Commentary on Patricia Hill Collins' Lecture

Rachel Lopo
WGS 4120 & EDAH 5970
Critical Reflection #3
Dr. Edwards & Dr. Davidson

The central argument of Patricia Hill Collins’ lecture was how power operates within a system where racism is seen as a thing of the past. Hill Collins asserts that we in fact do not live in a post-racial society and that we cannot rest and be idle if we wish to change the system which promotes the degradation of people of color.

Hill Collins also notes the importance of allyship and the impact supporters of movements like Black Lives Matter have on challenging the current ideology that we live in a post- racial society. The first step in challenging this ideology she stated, is to recognize that the idea of postraciality, or in other words, living in an almost utopian society where everyone is “colorblind” is not a realistic notion.

This idea of “colorblindness” which many might argue is the most idealistic answer to racial injustice is ineffective because it does not address the imperativeness of taking action in order to rectify the issue. Hill Collins discussed the importance of taking action in regard to resisting anti- black racism. She suggested that many forms of taking action can be seen in everyday modes of activism, and that in many cases (even in the Black Lives Matter movement) black women tend to be at the center of these movements.

Prior to the Hill Collins lecture, I was aware of the importance of taking action and promoting resistance to racial injustice, but I had never really seen the various movements through a black feminist perspective before. A great deal of literature on the issue of anti- black racism and the movements which aim to resist the notion focus mostly on the lives of black men and tend to leave out the perspectives of black women.

Considering black women are leaders of many of the social justice movements, it seems absurd to leave out such a large piece of the dialogue surrounding these said movements. Thus far, the readings we have done in this class have done a fine job of incorporating the perspectives of black women on issues which effect the entire black community, not just the men alone.

Hill Collins brought up the pertinence of intersectionality in regard to supporting social justice movements. Many of the course readings have focused on the importance of intersectionality when considering the problems faced by marginalized groups. Mariana Ortega’s work in particular is one that I believe works well in tandem with Hill Collins’ work. Both works comment on the reality of intersectionality as feeling as though one lives on the margins of many different groups.

In addition to intersectionality, Hill Collins highlighted the effectiveness of taking action both inside and outside of the academic sphere. She asserted that some of the most successful protest groups and social justice movements focus on both formal education within institutions of higher education as well as engaging the public and local communities to take part in supporting their cause.

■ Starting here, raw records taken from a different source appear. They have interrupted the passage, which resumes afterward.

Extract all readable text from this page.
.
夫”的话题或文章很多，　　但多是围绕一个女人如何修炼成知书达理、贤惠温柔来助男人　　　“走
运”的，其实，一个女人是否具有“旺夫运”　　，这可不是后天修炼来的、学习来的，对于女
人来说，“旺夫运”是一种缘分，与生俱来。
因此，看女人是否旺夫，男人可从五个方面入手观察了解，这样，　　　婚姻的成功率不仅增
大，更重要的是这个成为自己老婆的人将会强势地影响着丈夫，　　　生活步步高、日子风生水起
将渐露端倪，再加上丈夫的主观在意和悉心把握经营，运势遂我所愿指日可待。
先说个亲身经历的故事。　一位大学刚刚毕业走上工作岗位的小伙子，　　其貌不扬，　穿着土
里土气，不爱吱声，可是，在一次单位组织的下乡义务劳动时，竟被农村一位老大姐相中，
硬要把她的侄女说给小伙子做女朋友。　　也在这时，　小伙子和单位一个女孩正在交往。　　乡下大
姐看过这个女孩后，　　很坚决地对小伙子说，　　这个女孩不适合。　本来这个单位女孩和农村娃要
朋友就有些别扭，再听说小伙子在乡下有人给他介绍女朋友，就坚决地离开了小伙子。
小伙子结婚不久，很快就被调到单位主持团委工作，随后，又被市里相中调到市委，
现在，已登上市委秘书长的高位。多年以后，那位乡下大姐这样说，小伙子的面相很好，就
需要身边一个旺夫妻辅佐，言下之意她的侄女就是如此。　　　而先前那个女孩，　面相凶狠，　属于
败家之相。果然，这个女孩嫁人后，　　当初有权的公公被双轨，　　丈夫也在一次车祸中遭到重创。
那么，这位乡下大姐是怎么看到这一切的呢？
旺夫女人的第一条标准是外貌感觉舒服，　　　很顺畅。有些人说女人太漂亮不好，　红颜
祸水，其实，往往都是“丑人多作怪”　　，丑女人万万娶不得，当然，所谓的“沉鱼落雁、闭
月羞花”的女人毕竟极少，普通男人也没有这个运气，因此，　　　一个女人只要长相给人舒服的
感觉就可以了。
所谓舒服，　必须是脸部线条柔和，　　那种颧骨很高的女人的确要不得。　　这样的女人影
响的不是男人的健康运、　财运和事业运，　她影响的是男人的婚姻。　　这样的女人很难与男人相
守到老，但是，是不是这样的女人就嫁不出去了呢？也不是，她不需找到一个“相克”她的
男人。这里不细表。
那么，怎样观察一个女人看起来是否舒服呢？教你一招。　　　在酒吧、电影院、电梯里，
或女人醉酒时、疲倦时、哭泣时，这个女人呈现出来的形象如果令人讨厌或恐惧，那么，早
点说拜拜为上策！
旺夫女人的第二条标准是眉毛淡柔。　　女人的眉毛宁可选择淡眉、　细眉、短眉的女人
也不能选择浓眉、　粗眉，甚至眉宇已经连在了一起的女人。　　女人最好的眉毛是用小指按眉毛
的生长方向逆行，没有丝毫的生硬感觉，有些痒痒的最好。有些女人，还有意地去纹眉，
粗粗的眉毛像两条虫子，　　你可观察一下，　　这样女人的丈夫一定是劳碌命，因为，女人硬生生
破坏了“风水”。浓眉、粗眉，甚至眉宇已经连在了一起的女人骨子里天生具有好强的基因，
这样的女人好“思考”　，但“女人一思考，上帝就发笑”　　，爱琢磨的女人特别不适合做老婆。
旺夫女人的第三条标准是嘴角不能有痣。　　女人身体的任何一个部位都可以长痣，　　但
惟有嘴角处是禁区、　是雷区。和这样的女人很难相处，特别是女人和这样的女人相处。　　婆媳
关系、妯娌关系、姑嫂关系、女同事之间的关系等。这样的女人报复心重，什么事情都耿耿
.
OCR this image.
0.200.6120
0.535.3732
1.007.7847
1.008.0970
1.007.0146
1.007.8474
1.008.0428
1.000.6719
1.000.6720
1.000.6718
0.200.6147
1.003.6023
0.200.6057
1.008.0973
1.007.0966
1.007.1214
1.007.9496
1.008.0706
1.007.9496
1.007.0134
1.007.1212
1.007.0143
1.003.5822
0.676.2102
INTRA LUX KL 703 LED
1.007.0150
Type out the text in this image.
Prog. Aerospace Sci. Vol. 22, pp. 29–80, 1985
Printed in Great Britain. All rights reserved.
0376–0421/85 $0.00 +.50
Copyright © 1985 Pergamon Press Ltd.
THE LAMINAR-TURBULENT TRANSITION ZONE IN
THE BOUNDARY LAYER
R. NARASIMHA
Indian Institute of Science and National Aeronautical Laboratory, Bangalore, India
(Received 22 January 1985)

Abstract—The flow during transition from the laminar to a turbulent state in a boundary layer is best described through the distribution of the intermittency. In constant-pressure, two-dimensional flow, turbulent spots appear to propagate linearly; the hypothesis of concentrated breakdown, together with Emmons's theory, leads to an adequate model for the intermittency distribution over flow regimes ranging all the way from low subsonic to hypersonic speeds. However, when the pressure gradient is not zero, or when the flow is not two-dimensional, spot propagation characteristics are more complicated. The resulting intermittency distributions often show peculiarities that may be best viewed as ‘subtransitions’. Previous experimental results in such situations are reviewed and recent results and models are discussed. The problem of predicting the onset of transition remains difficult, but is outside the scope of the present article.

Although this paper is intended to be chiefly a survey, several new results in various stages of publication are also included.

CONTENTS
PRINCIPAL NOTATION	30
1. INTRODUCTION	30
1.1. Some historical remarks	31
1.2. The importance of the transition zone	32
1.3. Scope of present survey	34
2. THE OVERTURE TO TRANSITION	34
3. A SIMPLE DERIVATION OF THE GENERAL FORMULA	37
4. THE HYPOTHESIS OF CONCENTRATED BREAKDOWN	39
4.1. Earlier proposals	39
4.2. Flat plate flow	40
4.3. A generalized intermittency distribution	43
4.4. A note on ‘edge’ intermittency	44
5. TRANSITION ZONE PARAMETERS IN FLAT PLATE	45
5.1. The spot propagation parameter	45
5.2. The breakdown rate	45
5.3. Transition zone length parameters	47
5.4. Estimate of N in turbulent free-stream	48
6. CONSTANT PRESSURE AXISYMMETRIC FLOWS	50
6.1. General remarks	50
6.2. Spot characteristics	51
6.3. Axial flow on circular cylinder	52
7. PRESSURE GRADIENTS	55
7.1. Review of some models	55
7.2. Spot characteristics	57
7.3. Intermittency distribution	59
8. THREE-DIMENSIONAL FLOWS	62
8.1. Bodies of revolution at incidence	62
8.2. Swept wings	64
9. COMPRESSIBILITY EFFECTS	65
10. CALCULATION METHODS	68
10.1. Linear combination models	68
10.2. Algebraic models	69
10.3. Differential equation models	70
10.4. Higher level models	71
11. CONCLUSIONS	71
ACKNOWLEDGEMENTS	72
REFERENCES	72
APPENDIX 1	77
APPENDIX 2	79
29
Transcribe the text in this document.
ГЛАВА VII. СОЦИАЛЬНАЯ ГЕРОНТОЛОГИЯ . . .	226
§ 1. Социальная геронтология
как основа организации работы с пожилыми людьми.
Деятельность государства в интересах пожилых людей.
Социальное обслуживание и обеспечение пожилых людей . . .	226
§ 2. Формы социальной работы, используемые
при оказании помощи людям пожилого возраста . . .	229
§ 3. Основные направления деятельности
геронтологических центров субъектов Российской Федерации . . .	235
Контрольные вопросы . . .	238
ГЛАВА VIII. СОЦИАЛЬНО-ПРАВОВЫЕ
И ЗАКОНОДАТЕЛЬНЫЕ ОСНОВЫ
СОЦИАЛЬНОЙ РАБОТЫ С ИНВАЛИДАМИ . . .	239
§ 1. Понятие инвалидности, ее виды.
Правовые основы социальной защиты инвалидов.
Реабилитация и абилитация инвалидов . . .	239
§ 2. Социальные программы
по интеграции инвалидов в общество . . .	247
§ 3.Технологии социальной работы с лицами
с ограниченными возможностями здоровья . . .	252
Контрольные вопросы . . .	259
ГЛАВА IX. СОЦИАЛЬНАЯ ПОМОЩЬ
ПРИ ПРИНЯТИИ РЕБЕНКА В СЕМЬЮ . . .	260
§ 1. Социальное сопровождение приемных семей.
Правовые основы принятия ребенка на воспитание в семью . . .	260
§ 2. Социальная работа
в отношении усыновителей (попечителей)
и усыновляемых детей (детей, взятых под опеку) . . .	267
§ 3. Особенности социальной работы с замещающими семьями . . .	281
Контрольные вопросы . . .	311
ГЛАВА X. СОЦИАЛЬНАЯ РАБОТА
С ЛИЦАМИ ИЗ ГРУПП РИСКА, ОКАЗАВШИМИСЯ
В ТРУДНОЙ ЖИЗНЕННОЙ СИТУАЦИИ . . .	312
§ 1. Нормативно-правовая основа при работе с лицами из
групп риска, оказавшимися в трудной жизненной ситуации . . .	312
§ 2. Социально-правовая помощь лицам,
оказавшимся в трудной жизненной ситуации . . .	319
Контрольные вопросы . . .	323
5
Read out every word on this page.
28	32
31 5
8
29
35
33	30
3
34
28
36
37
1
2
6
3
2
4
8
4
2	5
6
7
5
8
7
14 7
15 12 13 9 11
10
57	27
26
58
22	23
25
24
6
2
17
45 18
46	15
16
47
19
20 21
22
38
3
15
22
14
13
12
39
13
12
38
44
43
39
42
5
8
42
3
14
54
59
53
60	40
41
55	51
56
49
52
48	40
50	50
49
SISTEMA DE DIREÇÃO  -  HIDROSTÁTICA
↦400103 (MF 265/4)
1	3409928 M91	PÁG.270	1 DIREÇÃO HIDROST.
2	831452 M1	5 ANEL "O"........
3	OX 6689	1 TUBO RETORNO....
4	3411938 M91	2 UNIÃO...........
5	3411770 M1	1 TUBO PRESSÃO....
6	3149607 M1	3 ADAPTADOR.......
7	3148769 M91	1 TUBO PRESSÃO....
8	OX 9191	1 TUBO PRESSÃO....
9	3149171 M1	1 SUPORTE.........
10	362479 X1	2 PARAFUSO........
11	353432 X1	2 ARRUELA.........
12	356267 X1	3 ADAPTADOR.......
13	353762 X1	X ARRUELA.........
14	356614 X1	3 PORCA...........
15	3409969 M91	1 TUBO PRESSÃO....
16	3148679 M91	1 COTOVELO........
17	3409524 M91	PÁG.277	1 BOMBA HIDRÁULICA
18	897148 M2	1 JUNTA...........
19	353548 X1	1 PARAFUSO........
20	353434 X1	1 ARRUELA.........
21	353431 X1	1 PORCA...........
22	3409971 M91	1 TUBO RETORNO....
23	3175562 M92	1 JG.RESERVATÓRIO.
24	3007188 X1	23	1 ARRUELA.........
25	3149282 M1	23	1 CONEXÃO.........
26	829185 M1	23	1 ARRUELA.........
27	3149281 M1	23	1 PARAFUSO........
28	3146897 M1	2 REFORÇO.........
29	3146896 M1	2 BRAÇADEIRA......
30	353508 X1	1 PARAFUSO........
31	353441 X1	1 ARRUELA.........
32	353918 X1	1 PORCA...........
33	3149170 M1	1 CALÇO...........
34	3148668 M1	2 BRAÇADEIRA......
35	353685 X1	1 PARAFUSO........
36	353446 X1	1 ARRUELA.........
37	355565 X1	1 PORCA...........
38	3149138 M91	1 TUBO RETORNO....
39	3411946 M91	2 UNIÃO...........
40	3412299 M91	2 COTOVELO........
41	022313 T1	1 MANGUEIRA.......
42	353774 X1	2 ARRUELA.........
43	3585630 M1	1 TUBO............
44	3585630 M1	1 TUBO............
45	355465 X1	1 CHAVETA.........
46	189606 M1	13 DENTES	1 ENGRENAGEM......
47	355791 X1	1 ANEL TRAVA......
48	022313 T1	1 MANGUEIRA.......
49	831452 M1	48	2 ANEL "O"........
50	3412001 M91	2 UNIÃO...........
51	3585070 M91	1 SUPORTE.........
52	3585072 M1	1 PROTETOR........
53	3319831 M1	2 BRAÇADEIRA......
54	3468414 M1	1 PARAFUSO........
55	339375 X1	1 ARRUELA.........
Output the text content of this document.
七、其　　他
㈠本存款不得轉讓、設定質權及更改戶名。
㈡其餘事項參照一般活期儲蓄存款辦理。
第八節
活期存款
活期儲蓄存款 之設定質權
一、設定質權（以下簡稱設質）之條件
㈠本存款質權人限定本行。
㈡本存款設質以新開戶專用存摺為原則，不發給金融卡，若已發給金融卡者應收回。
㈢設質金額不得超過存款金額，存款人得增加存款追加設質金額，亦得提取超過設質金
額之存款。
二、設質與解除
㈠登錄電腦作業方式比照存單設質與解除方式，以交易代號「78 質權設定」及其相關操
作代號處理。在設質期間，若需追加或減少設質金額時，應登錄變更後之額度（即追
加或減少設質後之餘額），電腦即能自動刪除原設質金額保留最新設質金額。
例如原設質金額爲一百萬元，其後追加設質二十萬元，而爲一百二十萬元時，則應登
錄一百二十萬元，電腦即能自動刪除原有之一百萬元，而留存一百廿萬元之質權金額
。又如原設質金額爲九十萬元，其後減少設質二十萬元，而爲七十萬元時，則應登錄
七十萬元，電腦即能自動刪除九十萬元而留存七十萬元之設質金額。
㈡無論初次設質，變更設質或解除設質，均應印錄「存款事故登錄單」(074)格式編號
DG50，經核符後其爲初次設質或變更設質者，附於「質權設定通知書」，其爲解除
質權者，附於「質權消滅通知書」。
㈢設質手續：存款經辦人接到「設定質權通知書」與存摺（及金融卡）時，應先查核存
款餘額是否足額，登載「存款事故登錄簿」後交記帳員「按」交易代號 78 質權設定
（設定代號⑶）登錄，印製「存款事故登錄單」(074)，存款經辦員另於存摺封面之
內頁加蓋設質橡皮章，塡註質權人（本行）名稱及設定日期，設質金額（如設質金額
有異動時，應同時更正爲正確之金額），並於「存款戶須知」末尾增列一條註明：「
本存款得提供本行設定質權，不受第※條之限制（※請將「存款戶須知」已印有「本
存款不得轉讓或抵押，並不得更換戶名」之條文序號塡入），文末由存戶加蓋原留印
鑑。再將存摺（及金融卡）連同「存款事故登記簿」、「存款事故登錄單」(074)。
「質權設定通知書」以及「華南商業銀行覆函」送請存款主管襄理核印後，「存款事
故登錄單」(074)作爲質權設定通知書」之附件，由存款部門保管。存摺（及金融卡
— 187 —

Steps that one can personally make as an individual which can contribute to the success of anti- racist movements do not necessarily have to be huge gestures. Hill Collins suggested that simply creating a space for people of color to be heard is tantamount in making sure that anti- racist movements are effective. She stated it is also important to remember that movements such as Black lives Matter should be centered around the black community and for white allies to take a step back and be careful not to take over the movement. Thinking about the bigger picture as Hill Collins stated is the first step in taking a part in any social justice movement.